黒木くんが溺愛ヴァンパイアに覚醒してしまったのは、私の告白が原因だったようです。
都合の良い女扱い…? (辻村胡春SIDE)
 
 私が蒼夜くんの番になったあの日から、もう一週間が経った金曜日。

 そして私は、またしても黒木くんと図書室にふたりきり、、という状況に置かれている。

 (あぁ、お母さんごめんなさい。自習だなんて嘘…。本当にごめんなさい…!)

と悶々としている途中にも、黒木くんは私の制服の真紅のリボンと汗ばんだ白シャツの第2ボタンまでをぷちぷちっと外していく。

 ばくばくと破裂しそうな心臓と硬直しきった体の持ち主である私にはなす術もない。

 何にせよ、一体どうしてこんなことになってしまったのか謎は深まるばかりである。

 恐れ多くも蒼夜くんに想いを告げるという大失態を犯した先週。
 ベッドで何度、反省会を繰り返したか分からぬ休日。
 それを乗り越え、やっと訪れた月曜日の放課後を私は回想してみることにした。


 私(属:帰宅部)は、名前に負けじと蒼白な表情を含んだ蒼夜くんから、本日のような手口を使って図書室に呼び出される。

 何事かと思いつつ、待ち合わせ場所に到着すれば

「もう我慢できない…。俺に血を分けてくれないか!」

と真っ先にきゅるんと瞳を潤め、懇願してきた蒼夜くん!

 もちろん私は、こんなにも可愛らしいおねだりをしてくるSSR級の蒼夜くんを断れるはずもない。

 それから1週間の間に放課後に吸血行為のお手伝いをするのは、もはや日々のルーティン化されてしまったのであった。

 まさに、私がどれほど蒼夜くんに弱いかを思い知らされる出来事だ。

 (あぁ、でもやっぱりお母さんには言えない……。)

 熱っぽいとろけた空気感が漂う二人きりの密室。
 しかも、本日は書架の整理という業務がある金曜日だ。
 そんな中、クラスメイトの男子が、自分の首筋の血液をジュルジュルッと音を立て、吸っているという事実。
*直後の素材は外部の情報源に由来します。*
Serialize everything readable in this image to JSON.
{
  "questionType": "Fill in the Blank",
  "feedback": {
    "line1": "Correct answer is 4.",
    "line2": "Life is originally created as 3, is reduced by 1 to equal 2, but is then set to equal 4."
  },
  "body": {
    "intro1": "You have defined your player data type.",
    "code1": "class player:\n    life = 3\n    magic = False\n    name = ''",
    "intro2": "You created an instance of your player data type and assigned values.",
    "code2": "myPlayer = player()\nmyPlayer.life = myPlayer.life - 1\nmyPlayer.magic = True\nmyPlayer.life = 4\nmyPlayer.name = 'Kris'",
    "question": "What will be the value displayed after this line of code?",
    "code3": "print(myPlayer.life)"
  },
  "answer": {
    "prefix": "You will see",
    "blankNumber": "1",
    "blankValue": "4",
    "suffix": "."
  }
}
 (お母さんには、絶対の…絶対に、、言えない……!!)


 しかし、くらくらとめまいのするような危険な甘いバニラの香りを纏った好きな人。
 いけないことだと頭では分かっていても、彼に身の全てを委ねたくなってしまう。


 れろれろと耳の中を舐め回すのはそうやくん……。
 ぺろぺろ首筋に噛みつくざらざらとした舌からは唾液がこぼれ落ちる。

「ひゃあ。」

「耳弱いんだ、胡春かわい。」

 言葉で実況中継するの、やめて……。
 それに、吸血と関係ないことしてない…!?
 
 疑問に思い、質問しようとすると

「いくら、図書室に人が少なくいと言ってももこんないやらしい声をダダ漏れにしてたら、先生に見つかっちゃうかもな。」

「ぁん、ぃやっ……!」

 果たして人生で、これほどまで羞恥心を抱いたことがあっただろうか。

 ぼっと浮かび上がる頬の毛。
 その事実にますます、全身は熱を帯びていく。

「キスマークつけてやる。これでお前を狙ういやらしい男どもに牽制できるな。」

 ワタシを狙ういやらしい男ども、とは…?

 そんな人いるはずなんてないのに、そんなに真剣な顔をされるとさすがの私も勘違いしそうになってしまう。


 彼と私がもしかしたら、両思い?だなんて。


 でも私は、彼に「好き」とは言われていない。
 それに、蒼夜くんには他に想い人がいるのだった。

 やっぱり私は、血液をくれる都合の良い存在と認識されているだけかもしれない。